Eric Glass, administrative director of the Paramedic Association of Manitoba, said he hears complaints from his colleagues daily about the poor state of the province's roads.

Often the roads are so bad that it's dangerous for paramedics to move around the ambulance and drivers are forced to plot alternative routes, he said.

"It certainly makes it difficult to try to ensure our patients are comfortable and, at times, can impede some of the procedures that we want to carry out in the back of an ambulance," Glass said.

"If we're using an EKG machine to monitor heart activity, it's often difficult to tell (if) the activity shown on the electrical monitor is as a result of the rough road versus what we're looking at in a patient's heart."

With frigid winters and sweltering summers in Manitoba, residents often grumble about gaping potholes and bumpy highways.

Manitoba's governing NDP hiked the provincial sales tax last summer and has promised to spend every cent of that new revenue on fixing crumbling roads and bridges.

Glass said it can't happen soon enough.

About 150,000 patients are transported by ambulance each year in Manitoba and more than 10,000 are taken from rural hospitals into Winnipeg.

Premier Greg Selinger said the paramedics' concerns are an example of why the sales tax increase was necessary.

The revenue generated by increasing the sales tax from seven to eight per cent will fund a five-year infrastructure improvement plan totalling $5.5 billion, he said.

"Safe roads are good for Manitoba citizens and the paramedics know that," Selinger said Tuesday as he announced $28 million in highway improvements south of Winnipeg.

"Paramedics saying they want the roads to be safer is exactly why we've made infrastructure a top priority for our budget."

But Conservative member of the legislature Reg Helwer said Manitoba's roads are bad because of previous cuts the NDP made to infrastructure spending.

"When you don't maintain infrastructure like this government has fallen off on, then you get the big infrastructure failures," Helwer said. "Now you are seeing Manitobans having services compromised.
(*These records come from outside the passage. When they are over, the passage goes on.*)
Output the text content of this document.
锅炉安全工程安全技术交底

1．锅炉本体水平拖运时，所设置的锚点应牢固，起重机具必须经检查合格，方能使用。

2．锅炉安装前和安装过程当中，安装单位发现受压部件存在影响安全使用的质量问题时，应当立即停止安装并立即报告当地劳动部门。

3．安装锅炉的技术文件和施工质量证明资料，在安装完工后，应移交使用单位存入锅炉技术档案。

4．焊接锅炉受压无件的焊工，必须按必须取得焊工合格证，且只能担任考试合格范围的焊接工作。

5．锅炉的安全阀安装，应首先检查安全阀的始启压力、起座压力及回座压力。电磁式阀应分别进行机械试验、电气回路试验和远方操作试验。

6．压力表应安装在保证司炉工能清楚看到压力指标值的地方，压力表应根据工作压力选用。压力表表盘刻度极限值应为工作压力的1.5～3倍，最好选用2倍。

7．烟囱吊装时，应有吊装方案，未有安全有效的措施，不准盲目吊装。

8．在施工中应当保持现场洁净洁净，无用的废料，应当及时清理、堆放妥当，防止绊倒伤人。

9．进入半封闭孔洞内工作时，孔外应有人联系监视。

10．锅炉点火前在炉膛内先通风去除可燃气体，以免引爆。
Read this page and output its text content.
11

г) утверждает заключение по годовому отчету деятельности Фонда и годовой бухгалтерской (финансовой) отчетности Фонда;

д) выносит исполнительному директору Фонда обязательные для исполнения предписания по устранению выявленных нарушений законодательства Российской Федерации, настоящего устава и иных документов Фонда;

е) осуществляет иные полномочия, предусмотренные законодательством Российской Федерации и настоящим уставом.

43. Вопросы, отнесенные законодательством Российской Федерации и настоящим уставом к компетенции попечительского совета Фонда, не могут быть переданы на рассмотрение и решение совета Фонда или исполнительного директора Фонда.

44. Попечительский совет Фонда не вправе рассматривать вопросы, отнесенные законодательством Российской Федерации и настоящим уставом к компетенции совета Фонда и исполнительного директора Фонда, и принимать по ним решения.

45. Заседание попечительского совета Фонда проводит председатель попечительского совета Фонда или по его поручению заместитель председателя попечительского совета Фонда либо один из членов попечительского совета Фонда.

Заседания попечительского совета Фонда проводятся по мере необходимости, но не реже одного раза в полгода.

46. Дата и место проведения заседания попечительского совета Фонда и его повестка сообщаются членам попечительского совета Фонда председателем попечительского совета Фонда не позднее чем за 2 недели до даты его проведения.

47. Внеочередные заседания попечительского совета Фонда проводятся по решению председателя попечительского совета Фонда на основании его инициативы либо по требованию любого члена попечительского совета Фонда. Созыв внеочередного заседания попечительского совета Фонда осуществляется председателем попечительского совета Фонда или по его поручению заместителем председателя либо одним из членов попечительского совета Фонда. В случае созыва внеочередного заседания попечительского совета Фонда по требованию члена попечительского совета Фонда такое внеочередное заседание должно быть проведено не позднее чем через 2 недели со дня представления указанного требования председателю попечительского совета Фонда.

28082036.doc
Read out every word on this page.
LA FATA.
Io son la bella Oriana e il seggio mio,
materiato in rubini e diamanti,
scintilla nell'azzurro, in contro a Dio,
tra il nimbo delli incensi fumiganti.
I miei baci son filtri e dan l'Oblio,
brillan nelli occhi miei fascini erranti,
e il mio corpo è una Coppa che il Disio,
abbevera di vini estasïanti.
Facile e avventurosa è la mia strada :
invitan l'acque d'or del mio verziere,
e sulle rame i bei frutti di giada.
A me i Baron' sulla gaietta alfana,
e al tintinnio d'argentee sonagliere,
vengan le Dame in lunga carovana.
This is having an impact on health-care delivery and how they're able to be safely transported to emergency facilities."

Paramedics in Manitoba are not the only ones who have raised concerns.

In Newfoundland, rural paramedics have said they have to pull over to use heart monitors because part of a road leading into St. John's is in such rough shape that the readings are unreliable. They say even manual blood pressure machines are virtually impossible to use when paramedics are being "bounced around like rag dolls."

In southwestern Saskatchewan, Highway 32 was repaired after poor road conditions made it impossible for ambulances to get to the hospital from areas outside of Swift Current.